So schön klingt der Sommer

Stehende Ovationen gab es am Ende des Sommerkonzertes für den Musikverein Niederwürzbach. Der hatte bei seinem Auftritt alle Register gezogen: Von Marsch über Filmmusik bis zu Bossa Nova war alles dabei.

Wer sich bei Temperaturen von 32 Grad Celsius bewusst für den Besuch eines Musikkonzertes in einer Kirche entscheidet, muss Leidenschaft für diese Kunstgattung haben.

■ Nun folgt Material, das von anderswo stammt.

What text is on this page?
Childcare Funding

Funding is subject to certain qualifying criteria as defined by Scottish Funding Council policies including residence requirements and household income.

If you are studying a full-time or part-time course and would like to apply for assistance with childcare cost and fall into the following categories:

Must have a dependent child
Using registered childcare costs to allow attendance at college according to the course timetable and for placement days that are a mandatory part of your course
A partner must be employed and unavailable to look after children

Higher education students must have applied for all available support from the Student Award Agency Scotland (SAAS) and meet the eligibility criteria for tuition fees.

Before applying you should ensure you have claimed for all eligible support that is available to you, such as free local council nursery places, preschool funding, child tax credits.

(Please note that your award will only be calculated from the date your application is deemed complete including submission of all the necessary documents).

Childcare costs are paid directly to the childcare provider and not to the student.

Davon kann man beim Sommerkonzert des Musikvereins Niederwürzbach , welches am letzten Sonntag in der Katholischen Pfarrkirche St. Hubertus stattfand, ausgehen. Angesichts des Wetters und des bevorstehenden Endspiels der Fußball-EM, hätte man einen schlechten Besuch vermuten dürfen. Doch dem war nicht so. Unter der Gesamtleitung von Nikolaus Burgard gaben drei Orchester Kostproben ihres Könnens. Das neuformierte Schülerorchester, welches erst seit Februar diesen Jahres besteht, hatte die Eröffnung des kurzweiligen Abends übernommen. Zwei Stücke des Niederländer Jacob de Haan standen beim Nachwuchs auf dem Programm: "McRonalds Marsch" und "Schildkröten-Rennen".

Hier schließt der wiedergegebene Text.